Used Cars for Sale in Cuba at Rip-Off Prices

Many Cubans have described the prices as “rip-offs” in the comments section of the company’s Facebook page.

14ymedio bigger14ymedio, Havana, February 21, 2020 — On Friday the state-owned company Cimex published on its website a price list for used cars that it will begin selling next week. The list includes thirty models priced from $34,000 to $90,000, which must be paid for up front using a bank card or credit card.

The company, which is controlled by the Cuban military, released a memo stating that the sale of second-hand cars would begin on Tuesday, February 25, and indicating that payment, which previously could be made in convertible Cuban pesos (CUC), must now be made in “freely convertible currency” (MLC).

Many Cubans have described the prices as “rip-offs” in the comments section of the company’s Facebook page.

“The managers handling this process have shown a great lack of respect in releasing a price list from almost 10 years ago and discounting it only 10%. They have not taken into consideration that these car prices, last published in 2013 or 2014, were for cars that were already at least at five years old at the time. The vehicles are even more depreciated now,” wrote Valentina Montalvo.

In her comments Xiomara Cruz Hernández used the word “rip-off,” adding at the end, “If nobody buys them, they will either have to discount them or eat them…”

The young actor Pedro Rojas wrote that Cimex should “keep in mind the value of these automobliles on the international market,” where “prices would not be based on the little pieces of colored CUC paper” but on dollars. He concludes, “These prices are not real. They are very inflated… A bit of objectivity and market analysis… And furthermore they are used.”
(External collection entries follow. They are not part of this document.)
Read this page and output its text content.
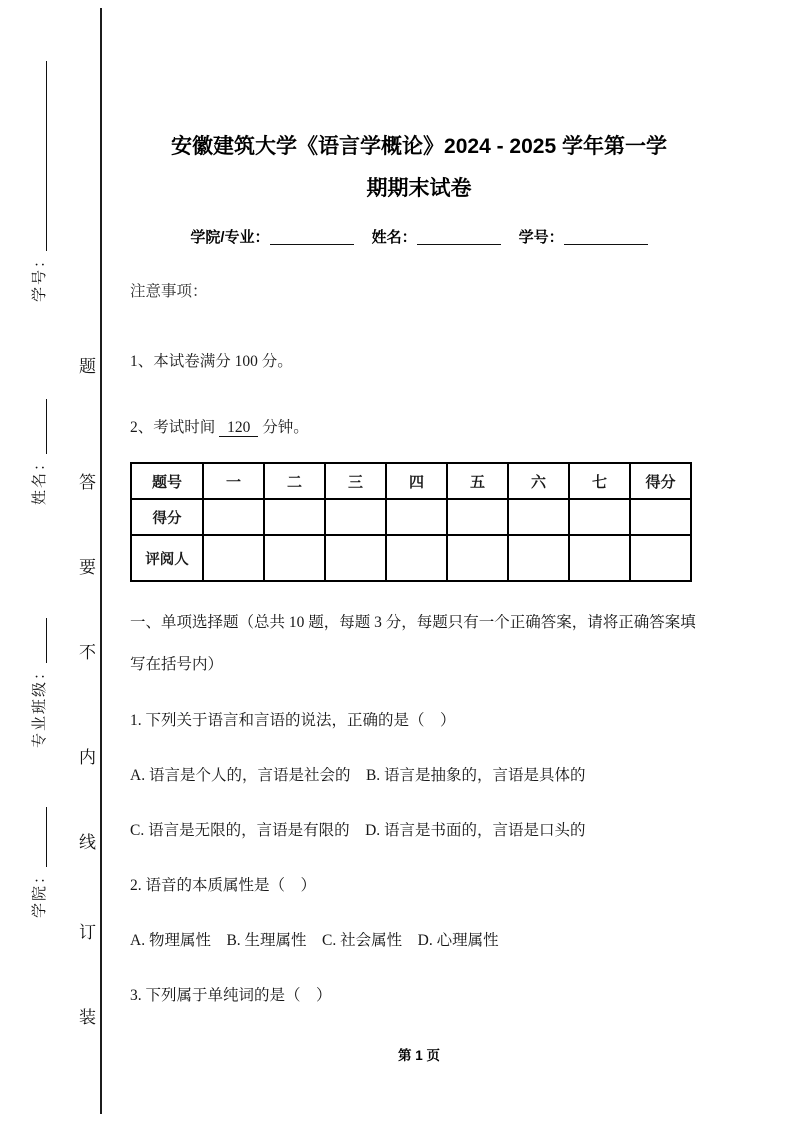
学号：
姓名：
专业班级：
学院：
题
答
要
不
内
线
订
装
安徽建筑大学《语言学概论》2024 - 2025 学年第一学
期期末试卷
学院/专业：	姓名：	学号：
注意事项：
1、本试卷满分 100 分。
2、考试时间 120 分钟。
题号	一	二	三	四	五	六	七	得分
得分								
评阅人								
一、单项选择题（总共 10 题，每题 3 分，每题只有一个正确答案，请将正确答案填写在括号内）
1. 下列关于语言和言语的说法，正确的是（　）
A. 语言是个人的，言语是社会的　B. 语言是抽象的，言语是具体的
C. 语言是无限的，言语是有限的　D. 语言是书面的，言语是口头的
2. 语音的本质属性是（　）
A. 物理属性　B. 生理属性　C. 社会属性　D. 心理属性
3. 下列属于单纯词的是（　）
第 1 页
At the start of this month it was announced that Cubans would be able to buy cars through the government for hard currency. “Even if this measure won’t have a direct impact on the majority of the population, it will contribute to the improvement of public transport,” said then minister of transport Eduardo  Rodríguez Dávila.

Rodríguez Dávila noted that autos are in high demand due to difficulties getting around on public transportation. He also took pains to emphasize that 85% of the proceeds from their sales will go to a fund to develop public transport, a fund to which companies must contribute at the end of each month.

Vehicle prices will be reduced 10% as part of the sale, which will begin in the capital before being extended to the rest of the island. Methods of payment will be the same as for home appliances and electronics, which took effect in Cuba last October.

Imports of new vehicles will be made upon customer request to the agency, as has been the cases with hard currency purchases since 2014. Imports of engine motors will be handled through the state-owned companies Cimex or Zaza.

The range of products (including automobiles) extends the dollar’s scope as a currency in the domestic market, sounds the “death knell” for the convertible peso (CUC) and reduces the functional capacity of the Cuban peso (CUP).

— Pedro Monreal (@pmmonreal) February 7, 2020

After the announcement, the Cuban economist Pedro Monreal said on Twitter that this sale of cars to Cubans through government companies sounds the “death knell” of the CUC and confirms the dollarization of the domestic market. “The growing range of products (including cars) expands the dollar’s scope as a currency in the domestic market.”

Meanwhile, the economist Elías Amor stated on Radio Televisión Martí, “What the government is trying to do is raise more hard currency to cover the state budget, but this won’t benefit or address the needs of the Cuban people.”